Lost Man's River(274)
Lucius, sick and dizzy, mumbled dully that the firebomb might have been a mercy to the man burning. His brother’s agonies were talons in his heart. The uselessness of Rob’s self-immolation! The Watson house would have been destroyed without him!
Only last night, under the stars at Lost Man’s Key, the death of that foredoomed old man—in the light of the alternative—had seemed an endurable idea. This was because it was just that—an idea, an abstraction, with none of the furious pain and terror of a death by fire, none of the stunning immediacy of Ad’s “hellfire,” or even of that dog-eared satchel, huddled there like a reproach on the blackened ground. To perish screaming, mouth stretched wide as a black hole, twisting like the human damned in some Black Ages painting, the descent of sinners into Hell—
His lungs brought up an ugly sound like the hard cough of a choked dog. In the blackening air he lost his sight and sank onto his knees, pressing his hands to the scorched earth to keep from sinking further into darkness. Around him dim voices came and went, hoarse incantations from the netherworlds—
Rob—one word, sepulchral, formed and vanished
Rob
Who was calling?
God have mercy
… all right?
Old pine subsumed, crack and shudder of the burning, spiral goings and returnings, the blood, the suffering of sentient things purified to the last atom by blue mineral flame, primordial ash and ancient gases, gathered in by air and water and returned at last to ocean and to earth, world without end
Amen
Rob Watson
the whispering as he came clear again, the dim shifting of specters, the black tree silhouettes on the bend of silent river
still on his knees, staring down at the blood conduits and sinews of the two gnarled hands, affixed like dragon claws to the black earth
You all right, Mister Colonel?
What’s the matter with him? What’s the matter!
Faces. Whidden Thomas Harden. Andrew Wiggins House. Sally Daniels Brown Harden. Addison Watson Burdett.
What’s the matter?
Lucius struggled to stand up. When the Hardens sought to support him under the arms, he shook them off, only to relapse onto hands and knees. Kneeled on all fours, letting the blackness fade, he watched a drop fall from his eyes to strike a tiny crater in the ash.
Ad whimpered. He had burned his leg. All stared at the red burn on the pale and hairy slab as he pulled aside his poor charred shreds of pant leg.
Brother, we cannot kiss your wound. We cannot make it well.
Lucius straightened slowly and sat back upon his heels, trying to clear his head, as Addison, in fits and starts, finished his story—how the helicopter had returned, how it came in low and hovered as he sank into the green water, fingers clinging to rough places in the cistern wall.
“Taking official pictures for their official damn report.” Whidden was still piecing it together. By now, he guessed, the helicopter crew must have noticed that the only boat at Chatham Bend was that empty skiff on the far bank.
“Seeing no boats, they probably assumed that nobody was in the house,” Lucius suggested, wondering why he needed to excuse them.

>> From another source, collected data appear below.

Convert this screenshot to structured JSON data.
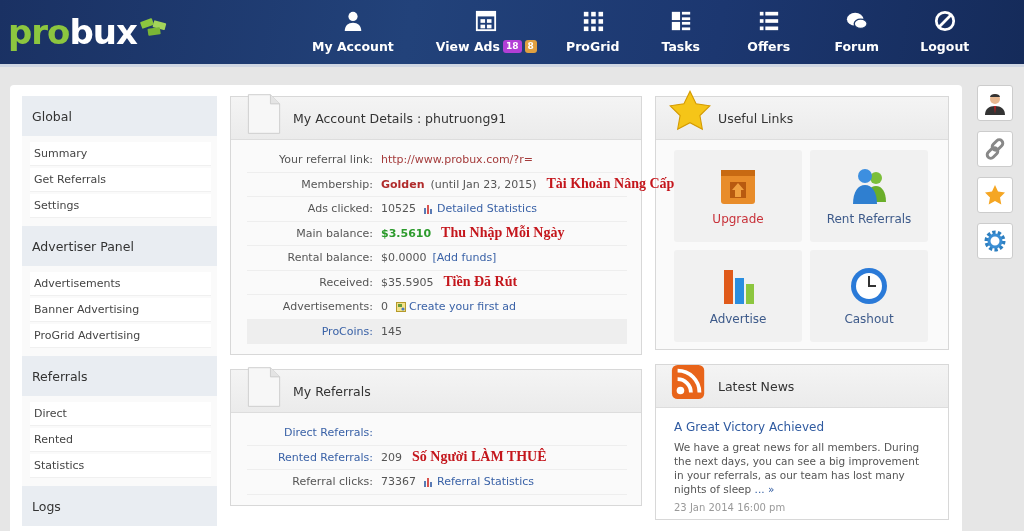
{
  "logo": {
    "accent": "pro",
    "rest": "bux"
  },
  "nav": [
    {
      "label": "My Account"
    },
    {
      "label": "View Ads",
      "badges": [
        {
          "text": "18",
          "color": "#b23fd6"
        },
        {
          "text": "8",
          "color": "#e0a040"
        }
      ]
    },
    {
      "label": "ProGrid"
    },
    {
      "label": "Tasks"
    },
    {
      "label": "Offers"
    },
    {
      "label": "Forum"
    },
    {
      "label": "Logout"
    }
  ],
  "sidebar": [
    {
      "title": "Global",
      "items": [
        "Summary",
        "Get Referrals",
        "Settings"
      ]
    },
    {
      "title": "Advertiser Panel",
      "items": [
        "Advertisements",
        "Banner Advertising",
        "ProGrid Advertising"
      ]
    },
    {
      "title": "Referrals",
      "items": [
        "Direct",
        "Rented",
        "Statistics"
      ]
    },
    {
      "title": "Logs"
    }
  ],
  "account": {
    "title": "My Account Details : phutruong91",
    "rows": [
      {
        "label": "Your referral link:",
        "label_link": false,
        "highlighted": false,
        "parts": [
          {
            "kind": "url",
            "text": "http://www.probux.com/?r="
          }
        ]
      },
      {
        "label": "Membership:",
        "label_link": false,
        "highlighted": false,
        "parts": [
          {
            "kind": "golden",
            "text": "Golden"
          },
          {
            "kind": "text",
            "text": "(until Jan 23, 2015)"
          },
          {
            "kind": "note",
            "text": "Tài Khoản Nâng Cấp"
          }
        ]
      },
      {
        "label": "Ads clicked:",
        "label_link": false,
        "highlighted": false,
        "parts": [
          {
            "kind": "text",
            "text": "10525"
          },
          {
            "kind": "stat-link",
            "text": "Detailed Statistics"
          }
        ]
      },
      {
        "label": "Main balance:",
        "label_link": false,
        "highlighted": false,
        "parts": [
          {
            "kind": "money",
            "text": "$3.5610"
          },
          {
            "kind": "note",
            "text": "Thu Nhập Mỗi Ngày"
          }
        ]
      },
      {
        "label": "Rental balance:",
        "label_link": false,
        "highlighted": false,
        "parts": [
          {
            "kind": "text",
            "text": "$0.0000"
          },
          {
            "kind": "link",
            "text": "[Add funds]"
          }
        ]
      },
      {
        "label": "Received:",
        "label_link": false,
        "highlighted": false,
        "parts": [
          {
            "kind": "text",
            "text": "$35.5905"
          },
          {
            "kind": "note",
            "text": "Tiền Đã Rút"
          }
        ]
      },
      {
        "label": "Advertisements:",
        "label_link": false,
        "highlighted": false,
        "parts": [
          {
            "kind": "text",
            "text": "0"
          },
          {
            "kind": "ad-link",
            "text": "Create your first ad"
          }
        ]
      },
      {
        "label": "ProCoins:",
        "label_link": true,
        "highlighted": true,
        "parts": [
          {
            "kind": "text",
            "text": "145"
          }
        ]
      }
    ]
  },
  "referrals": {
    "title": "My Referrals",
    "rows": [
      {
        "label": "Direct Referrals:",
        "label_link": true,
        "highlighted": false,
        "parts": []
      },
      {
        "label": "Rented Referrals:",
        "label_link": true,
        "highlighted": false,
        "parts": [
          {
            "kind": "text",
            "text": "209"
          },
          {
            "kind": "note",
            "text": "Số Người LÀM THUÊ"
          }
        ]
      },
      {
        "label": "Referral clicks:",
        "label_link": false,
        "highlighted": false,
        "parts": [
          {
            "kind": "text",
            "text": "73367"
          },
          {
            "kind": "stat-link",
            "text": "Referral Statistics"
          }
        ]
      }
    ]
  },
  "useful_links": {
    "title": "Useful Links",
    "tiles": [
      {
        "label": "Upgrade",
        "accent": true
      },
      {
        "label": "Rent Referrals",
        "accent": false
      },
      {
        "label": "Advertise",
        "accent": false
      },
      {
        "label": "Cashout",
        "accent": false
      }
    ]
  },
  "news": {
    "title": "Latest News",
    "headline": "A Great Victory Achieved",
    "body": "We have a great news for all members. During the next days, you can see a big improvement in your referrals, as our team has lost many nights of sleep",
    "more": "... »",
    "date": "23 Jan 2014 16:00 pm"
  }
}
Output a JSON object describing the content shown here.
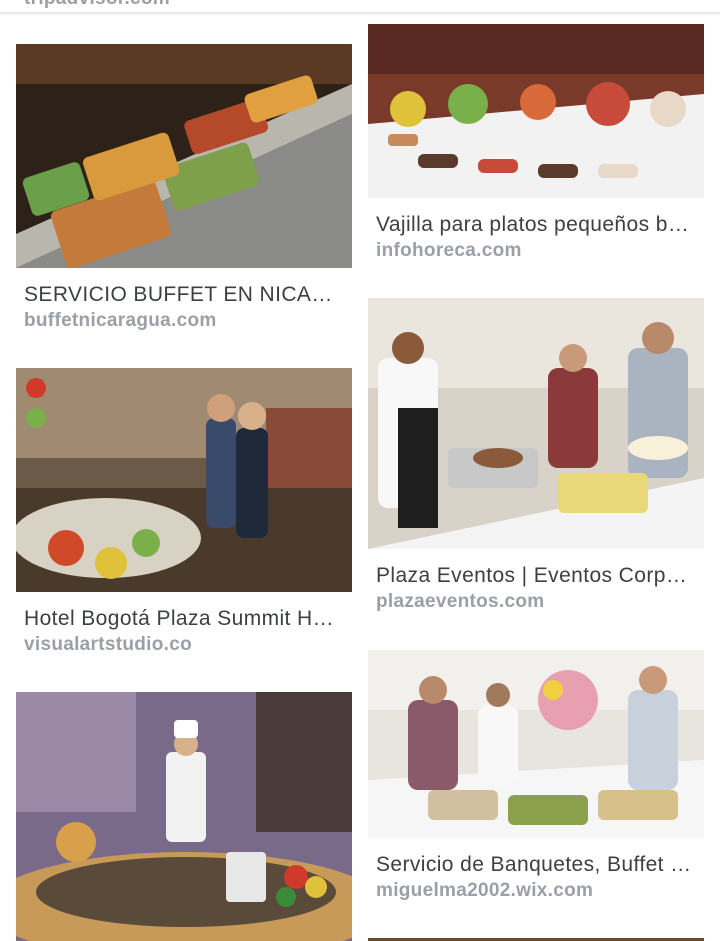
{
  "top_partial": {
    "source": "tripadvisor.com"
  },
  "left_column": [
    {
      "title": "SERVICIO BUFFET EN NICARAGUA",
      "source": "buffetnicaragua.com"
    },
    {
      "title": "Hotel Bogotá Plaza Summit Hotel",
      "source": "visualartstudio.co"
    },
    {
      "title": "",
      "source": ""
    }
  ],
  "right_column": [
    {
      "title": "Vajilla para platos pequeños buffet",
      "source": "infohoreca.com"
    },
    {
      "title": "Plaza Eventos | Eventos Corporativos",
      "source": "plazaeventos.com"
    },
    {
      "title": "Servicio de Banquetes, Buffet y Catering",
      "source": "miguelma2002.wix.com"
    }
  ]
}
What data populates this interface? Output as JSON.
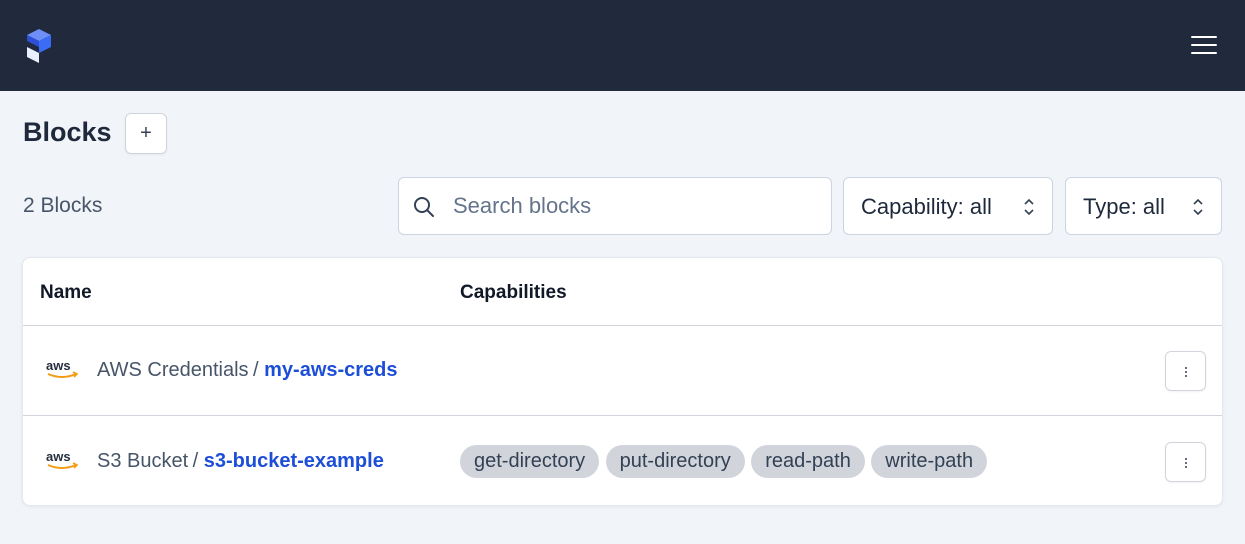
{
  "header": {
    "logo_icon": "prefect-logo",
    "menu_icon": "hamburger-menu-icon"
  },
  "page": {
    "title": "Blocks",
    "add_label": "+"
  },
  "toolbar": {
    "count_text": "2 Blocks",
    "search_placeholder": "Search blocks",
    "search_value": "",
    "capability_select": "Capability: all",
    "type_select": "Type: all"
  },
  "table": {
    "columns": [
      "Name",
      "Capabilities"
    ],
    "rows": [
      {
        "icon": "aws-logo",
        "block_type": "AWS Credentials",
        "separator": "/",
        "block_name": "my-aws-creds",
        "capabilities": []
      },
      {
        "icon": "aws-logo",
        "block_type": "S3 Bucket",
        "separator": "/",
        "block_name": "s3-bucket-example",
        "capabilities": [
          "get-directory",
          "put-directory",
          "read-path",
          "write-path"
        ]
      }
    ]
  },
  "colors": {
    "header_bg": "#212a3c",
    "page_bg": "#f1f4f9",
    "link": "#1d4ed8",
    "tag_bg": "#d1d5db"
  }
}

The helicopter had swung off toward the north and descended slowly until it disappeared behind the trees. Certain it had landed, Ad was terrified he had been seen, that these unknown enemies would come in on foot to hunt him down. Even when the thing rose again over the trees and headed back toward the east, and he crawled out into the hot sun, stinking with slime, he remained crouched beside the tarn until he heard the Cracker Belle, coming upriver.
Lucius wanted to stay long enough to retrieve his brother’s body from the embers. Although they had no more food and little water, Whidden nodded. He did not have to say that as boat captain, he was responsible for their safety, and that the sooner they got away from here, the better. As the humid afternoon wore on, he became more and more restless, certain that the helicopter would return.
The housepainter, in choked fits and muffled starts, emptied out his fifty years of throttled feelings.
A week earlier in Neamathla, when he’d learned from Lucius that this house might be burned, Ad had rushed away from his sister’s place feeling hugely angry and upset, though why or against whom he did not know. For the first time in years, he returned to heavy drinking, raging away at strangers and bar mirrors that E. J. Watson and the Watson Place had nothing to do with Addison Burdett. Sobered by a rude arrest for disorderly conduct, he took his savings from the bank and left next day for the Ten Thousand Islands, telling nobody, not even Ruth Ellen. “Why? Who knows why?” Ad grumbled. “Because I’m some kind of a misfit and a crank, and always have been!” He struggled to pretend this was a joke, and Lucius chuckled as best he could to help him out, but the fraternal moment failed, and they plodded onward.